Il avait 18 ans lorsqu’il s’est engagé dans le cadre de la seconde guerre mondiale. Il est en campagne en Allemagne , puis dans différentes affectations.

Le 6 décembre 1945, il rejoint l’Indochine puis le Tonkin.

En octobre 1946, il doit être rapatrié à SaÏgon et hospitalisé durant 3 mois, ayant contracté une sévère tuberculose, comme beaucoup de ses camarades qui ont connu l’enfer des combats dans ces lieux !

Ce sera un rapatriement sanitaire à Marseille pendant huit mois, puis il sera dirigé sur Dijon et Besançon au plus près de ma Mère. Il décédera le 22 juillet 1956, n’ayant jamais pu vaincre ce fléau qu’était la tuberculose à cette période.

Mon Père, je l’ai très peu connu, j’avais 7 ans et 5 frères et sœurs lors de sa mort. Nous le voyons entre ses séjours à la maison et ses périodes de soins en sanatorium.

Des voisins nous hébergeaient pour que  notre Mère puisse lui rendre visite lorsqu’il fut hospitalisé à dans des sanatoriums éloignés.
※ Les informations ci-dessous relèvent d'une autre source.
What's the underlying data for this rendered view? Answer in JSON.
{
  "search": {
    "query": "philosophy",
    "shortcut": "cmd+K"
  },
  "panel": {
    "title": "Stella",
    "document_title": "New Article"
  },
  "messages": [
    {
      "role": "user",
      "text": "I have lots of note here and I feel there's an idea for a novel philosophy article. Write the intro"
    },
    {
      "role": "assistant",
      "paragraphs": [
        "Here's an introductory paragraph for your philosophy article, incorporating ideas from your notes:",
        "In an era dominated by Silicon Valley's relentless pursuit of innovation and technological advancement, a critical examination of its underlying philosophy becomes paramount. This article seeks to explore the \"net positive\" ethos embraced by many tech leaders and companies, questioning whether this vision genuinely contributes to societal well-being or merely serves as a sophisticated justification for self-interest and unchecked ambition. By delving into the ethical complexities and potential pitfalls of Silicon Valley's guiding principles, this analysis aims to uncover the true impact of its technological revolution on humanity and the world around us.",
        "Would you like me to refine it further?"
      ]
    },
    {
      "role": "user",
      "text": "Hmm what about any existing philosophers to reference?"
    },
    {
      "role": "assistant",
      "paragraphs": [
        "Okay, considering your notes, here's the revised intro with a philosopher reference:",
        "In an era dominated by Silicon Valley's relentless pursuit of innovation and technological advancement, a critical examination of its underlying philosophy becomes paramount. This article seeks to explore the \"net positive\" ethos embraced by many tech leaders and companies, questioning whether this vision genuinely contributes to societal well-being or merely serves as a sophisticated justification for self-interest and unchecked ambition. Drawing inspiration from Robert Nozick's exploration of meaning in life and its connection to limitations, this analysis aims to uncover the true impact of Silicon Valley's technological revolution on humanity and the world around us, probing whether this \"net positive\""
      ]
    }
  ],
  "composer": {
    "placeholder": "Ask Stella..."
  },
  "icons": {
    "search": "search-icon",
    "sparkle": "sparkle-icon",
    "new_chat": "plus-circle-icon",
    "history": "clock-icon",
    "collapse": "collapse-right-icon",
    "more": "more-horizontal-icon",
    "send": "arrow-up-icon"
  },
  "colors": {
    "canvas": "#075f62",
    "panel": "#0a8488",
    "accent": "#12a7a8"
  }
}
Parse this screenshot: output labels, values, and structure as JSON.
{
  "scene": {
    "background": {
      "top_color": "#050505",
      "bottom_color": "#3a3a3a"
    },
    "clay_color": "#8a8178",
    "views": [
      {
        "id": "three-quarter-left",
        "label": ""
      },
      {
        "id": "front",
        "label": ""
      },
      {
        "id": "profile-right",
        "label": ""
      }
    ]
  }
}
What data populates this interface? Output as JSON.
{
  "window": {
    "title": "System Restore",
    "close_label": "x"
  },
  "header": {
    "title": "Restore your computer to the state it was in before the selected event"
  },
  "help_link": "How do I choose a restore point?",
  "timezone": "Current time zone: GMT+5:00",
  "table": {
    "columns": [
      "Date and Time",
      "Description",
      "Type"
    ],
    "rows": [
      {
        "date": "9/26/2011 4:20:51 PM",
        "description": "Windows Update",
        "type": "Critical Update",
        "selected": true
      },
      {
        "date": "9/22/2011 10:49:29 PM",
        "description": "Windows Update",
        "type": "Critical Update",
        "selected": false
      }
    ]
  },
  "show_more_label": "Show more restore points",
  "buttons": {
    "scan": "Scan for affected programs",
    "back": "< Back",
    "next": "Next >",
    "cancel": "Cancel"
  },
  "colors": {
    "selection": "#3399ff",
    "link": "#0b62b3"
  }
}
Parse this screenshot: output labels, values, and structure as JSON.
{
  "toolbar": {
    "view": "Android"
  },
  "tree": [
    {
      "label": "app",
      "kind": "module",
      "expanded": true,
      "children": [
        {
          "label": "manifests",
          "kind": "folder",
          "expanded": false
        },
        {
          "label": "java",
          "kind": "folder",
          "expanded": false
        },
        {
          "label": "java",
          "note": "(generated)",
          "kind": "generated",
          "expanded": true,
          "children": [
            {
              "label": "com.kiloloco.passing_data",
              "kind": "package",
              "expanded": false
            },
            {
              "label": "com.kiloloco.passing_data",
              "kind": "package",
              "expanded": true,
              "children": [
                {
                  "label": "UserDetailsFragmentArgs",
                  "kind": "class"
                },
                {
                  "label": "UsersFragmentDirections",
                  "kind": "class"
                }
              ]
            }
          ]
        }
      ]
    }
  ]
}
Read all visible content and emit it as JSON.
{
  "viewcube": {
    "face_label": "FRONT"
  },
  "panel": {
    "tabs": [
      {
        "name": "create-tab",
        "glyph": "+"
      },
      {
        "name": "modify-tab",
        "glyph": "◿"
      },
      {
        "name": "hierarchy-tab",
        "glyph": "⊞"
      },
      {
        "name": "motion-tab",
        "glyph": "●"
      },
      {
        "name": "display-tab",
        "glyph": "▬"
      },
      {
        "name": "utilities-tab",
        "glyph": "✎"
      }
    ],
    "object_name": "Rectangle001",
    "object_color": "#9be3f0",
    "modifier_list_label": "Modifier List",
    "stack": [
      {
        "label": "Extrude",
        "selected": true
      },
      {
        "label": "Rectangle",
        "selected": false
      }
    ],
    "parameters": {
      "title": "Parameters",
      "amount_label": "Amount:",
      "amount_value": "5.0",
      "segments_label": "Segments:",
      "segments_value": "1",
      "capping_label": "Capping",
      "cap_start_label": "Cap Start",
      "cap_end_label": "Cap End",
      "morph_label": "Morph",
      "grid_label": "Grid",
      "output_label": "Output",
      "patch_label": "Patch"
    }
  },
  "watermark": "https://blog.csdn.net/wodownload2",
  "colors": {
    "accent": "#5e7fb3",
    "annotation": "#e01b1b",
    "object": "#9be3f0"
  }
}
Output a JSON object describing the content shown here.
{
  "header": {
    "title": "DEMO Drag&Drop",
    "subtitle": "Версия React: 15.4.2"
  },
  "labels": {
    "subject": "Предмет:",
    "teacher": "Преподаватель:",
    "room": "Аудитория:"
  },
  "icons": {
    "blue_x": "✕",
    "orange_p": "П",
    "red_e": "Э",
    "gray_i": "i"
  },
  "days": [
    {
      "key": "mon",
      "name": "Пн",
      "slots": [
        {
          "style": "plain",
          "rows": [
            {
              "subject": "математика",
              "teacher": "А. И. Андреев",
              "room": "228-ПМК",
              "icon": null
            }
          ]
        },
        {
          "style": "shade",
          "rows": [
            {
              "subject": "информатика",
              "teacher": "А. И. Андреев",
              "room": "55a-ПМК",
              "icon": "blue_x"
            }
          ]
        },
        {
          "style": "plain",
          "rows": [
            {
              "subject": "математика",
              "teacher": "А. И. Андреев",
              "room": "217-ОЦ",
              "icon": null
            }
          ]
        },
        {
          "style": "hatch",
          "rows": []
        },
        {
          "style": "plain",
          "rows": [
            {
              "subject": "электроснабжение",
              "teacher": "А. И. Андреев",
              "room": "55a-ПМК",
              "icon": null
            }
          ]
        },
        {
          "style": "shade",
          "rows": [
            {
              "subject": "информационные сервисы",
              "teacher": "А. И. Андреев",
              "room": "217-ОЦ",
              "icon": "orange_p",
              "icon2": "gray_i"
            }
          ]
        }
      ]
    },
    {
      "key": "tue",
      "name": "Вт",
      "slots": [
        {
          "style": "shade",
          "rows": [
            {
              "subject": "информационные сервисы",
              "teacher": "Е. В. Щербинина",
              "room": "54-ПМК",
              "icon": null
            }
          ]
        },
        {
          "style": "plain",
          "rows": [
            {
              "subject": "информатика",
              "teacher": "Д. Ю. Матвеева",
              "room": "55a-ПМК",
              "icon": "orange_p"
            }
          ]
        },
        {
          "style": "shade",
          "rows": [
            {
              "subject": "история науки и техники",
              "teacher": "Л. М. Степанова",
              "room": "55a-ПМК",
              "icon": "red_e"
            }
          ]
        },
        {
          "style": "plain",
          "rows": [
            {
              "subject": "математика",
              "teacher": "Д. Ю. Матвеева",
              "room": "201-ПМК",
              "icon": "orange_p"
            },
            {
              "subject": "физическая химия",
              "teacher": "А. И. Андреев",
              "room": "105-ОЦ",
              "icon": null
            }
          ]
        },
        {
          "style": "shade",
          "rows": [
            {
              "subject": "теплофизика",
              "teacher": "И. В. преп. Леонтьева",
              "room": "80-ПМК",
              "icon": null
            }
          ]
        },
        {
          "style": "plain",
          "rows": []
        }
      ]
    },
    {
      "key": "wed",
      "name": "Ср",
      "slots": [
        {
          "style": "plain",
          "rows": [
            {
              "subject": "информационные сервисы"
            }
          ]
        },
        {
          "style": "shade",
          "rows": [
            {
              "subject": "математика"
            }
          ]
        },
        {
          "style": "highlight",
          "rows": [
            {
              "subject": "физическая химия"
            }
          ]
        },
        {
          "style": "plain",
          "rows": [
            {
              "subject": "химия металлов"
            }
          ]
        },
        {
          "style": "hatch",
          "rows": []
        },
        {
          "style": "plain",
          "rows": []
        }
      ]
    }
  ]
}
Nous avons vécu une vie de pauvre , nous sommes allés en pension pour que ma Mère puisse travailler et nous élever !

Nous avons vécu dans un logement HLM , deux chambres une salle à manger.

Ce bâtiment abritait des familles aussi pauvres que nous.

Avec mes frères et sœurs nous partagions les tâches, nouer montions le charbon pour le chauffage, les pommes de terre depuis la cave, il fallait descendre et remonter 4 étages.

Nous sommes allés à l’école et n’avons pas fait d’études faute de moyens.

Aux repas, il y avait rarement de la viande, les vêtements étaient faits par ma Mère, « enfin la débrouille d’une Mère courageuse qui avait 29 ans et une pension de veuve , après avoir vécu de la pension d’invalidité du Père «

Origine par preuve : maladie contractée en service constatée le 2 novembre 1946 !!!!!!!!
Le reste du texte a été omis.